Just months after transforming his company's fortunes by gobbling up its biggest rival in a £163m deal, Mr Dixon has had to dip into his own fortune to appease his former wife, Trudy. Regus announced yesterday that Mr Dixon had raised in the order of £30m by giving up 2.9 per cent of the company to pay off his former wife.

His move grants him membership of a growing club of businessmen who have liquidated huge tranches of shares in their companies to pay off their former wives.

Last summer, the founder of French Connection, Stephen Marks, gave up control of his fashion empire when he sold 9 million shares to raise £36.5m to pay for his divorce from his wife, Alisa. And only weeks before that, David Harding, the boss of the betting chain William Hill, sold shares worth £5m - almost his entire shareholding - to fund his divorce settlement.

Similarly, the founder of the drugs company, SkyePharma, was forced to sacrifice shares in his business as part of a bumper settlement when his marriage came to an end. Ian Gowrie-Smith, an Australian who named his company after his daughter Skye, handed his ex-wife shares worth £6.5m.

For Mr Dixon, Trudy's timing is especially poignant. It comes at a relative high point for her former husband's company, which has crashed its way into bankruptcy in the US and out again. Regus's woes almost wiped out Mr Dixon's fortune two years ago when the share price hit a record low of just 3.5p. That slashed the value of Mr Dixon's shareholding to £74m from its peak of £1.4bn in 2001.

Happily for Trudy, Regus has gone from strength to strength since her former husband pulled off the acquisition of HQ Global Holdings last August. The company's share price has doubled since then, to a recent high of 109p, giving it a stockmarket valuation of around £1bn.

Regus's takeover of its main US rival was significant for the Dixon family because it saw them relocate from their home in Virginia Water, Surrey, to Connecticut.
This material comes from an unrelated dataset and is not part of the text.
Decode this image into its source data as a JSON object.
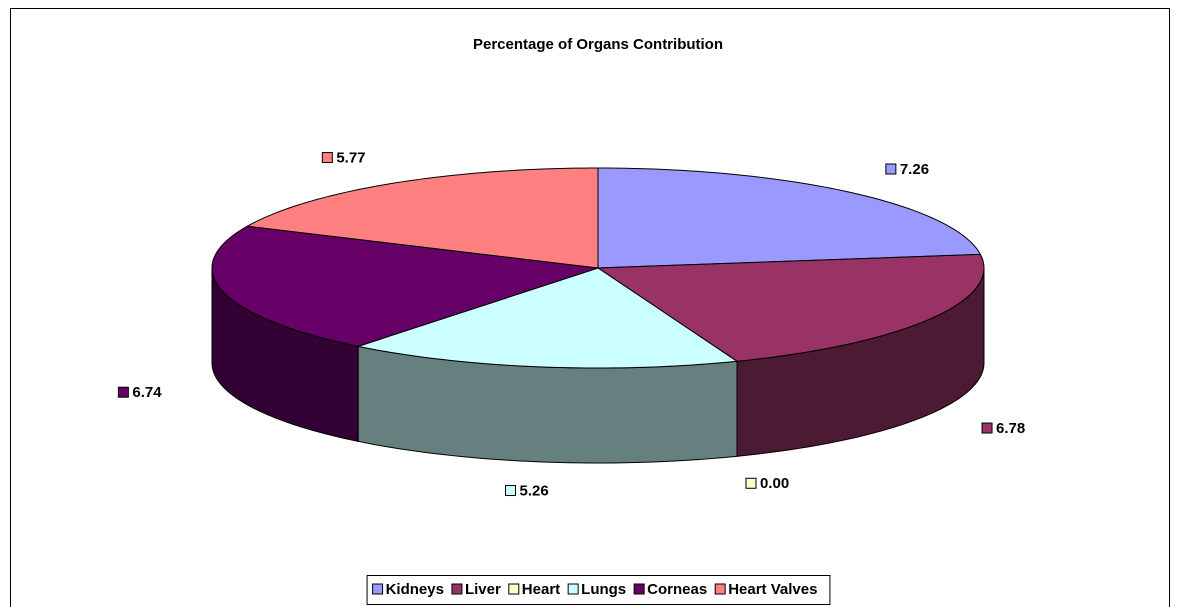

There are five Dixon children - aged eight to 22 - although only two belong to Trudy, a former journalist and Mr Dixon's fifth partner.

One close associate of Mr Dixon said yesterday: "Trudy was the most durable of the lot."
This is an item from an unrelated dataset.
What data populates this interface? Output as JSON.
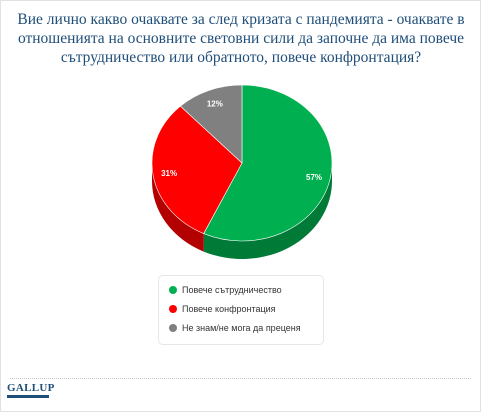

Trudy may feel that getting her hands on £30m worth of Regus shares was the least the company owed her. Back in 1991, when Regus had barely got off the ground, her former husband sold her four-wheel-drive Toyota to meet that month's payroll.
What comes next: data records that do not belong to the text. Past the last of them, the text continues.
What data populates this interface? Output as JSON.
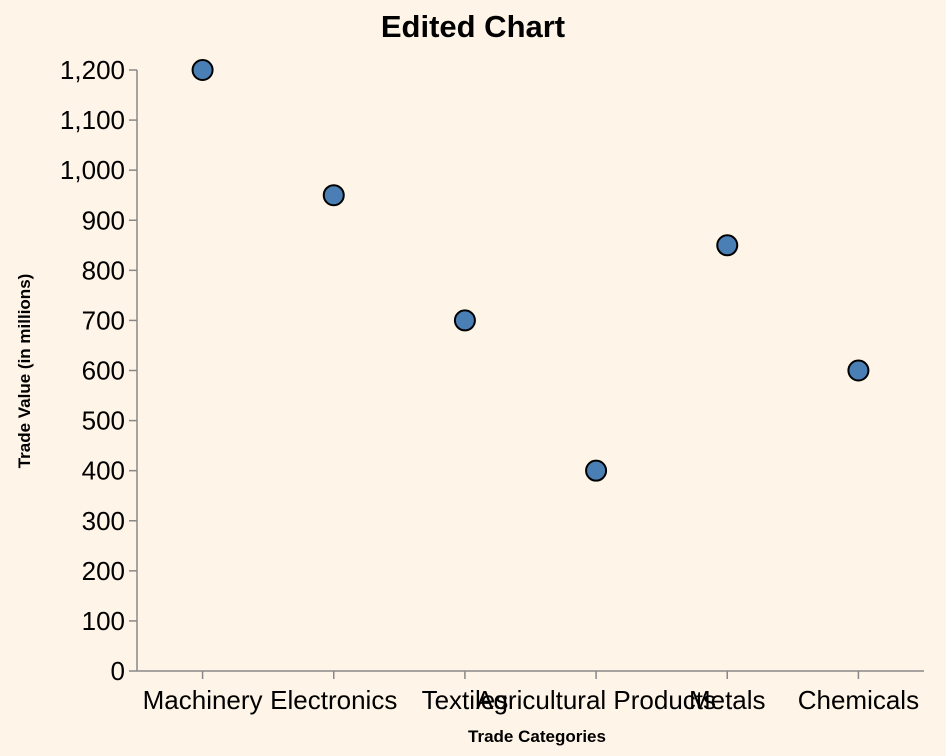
{
  "chart_data": {
    "type": "scatter",
    "title": "Edited Chart",
    "xlabel": "Trade Categories",
    "ylabel": "Trade Value (in millions)",
    "categories": [
      "Machinery",
      "Electronics",
      "Textiles",
      "Agricultural Products",
      "Metals",
      "Chemicals"
    ],
    "values": [
      1200,
      950,
      700,
      400,
      850,
      600
    ],
    "ylim": [
      0,
      1200
    ],
    "yticks": [
      0,
      100,
      200,
      300,
      400,
      500,
      600,
      700,
      800,
      900,
      1000,
      1100,
      1200
    ],
    "ytick_labels": [
      "0",
      "100",
      "200",
      "300",
      "400",
      "500",
      "600",
      "700",
      "800",
      "900",
      "1,000",
      "1,100",
      "1,200"
    ],
    "grid": false,
    "point_color": "#4a7fb5",
    "background": "#fef4e7"
  }
}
Mr Dixon said, some years later: "She came home and said, 'What's that old VW Golf out front?' I told her it was both good news and bad news: the good news was that she still had transportation."

Unlike Messrs Marks and Harding, Mr Dixon has not actually sold his shares. Instead, he has loaned the stock to an investment bank, Bank Stearns, which in turn sold them on in the stockmarket. The unusual arrangement means that Mr Dixon can buy the stake back again for the same price in the future, and cash in on any future rise in the company's value.

The divorce is only the latest episode in Mr Dixon's colourful life. Regus is the eighth enterprise that Mr Dixon has started since he left Rainsford comprehensive school in Essex in a career that has spanned selling chicken sandwiches and hot dogs, to baking the rolls they came in. In between, he has been a barman in St Tropez, a miner in Australia and a farmhand in Asia.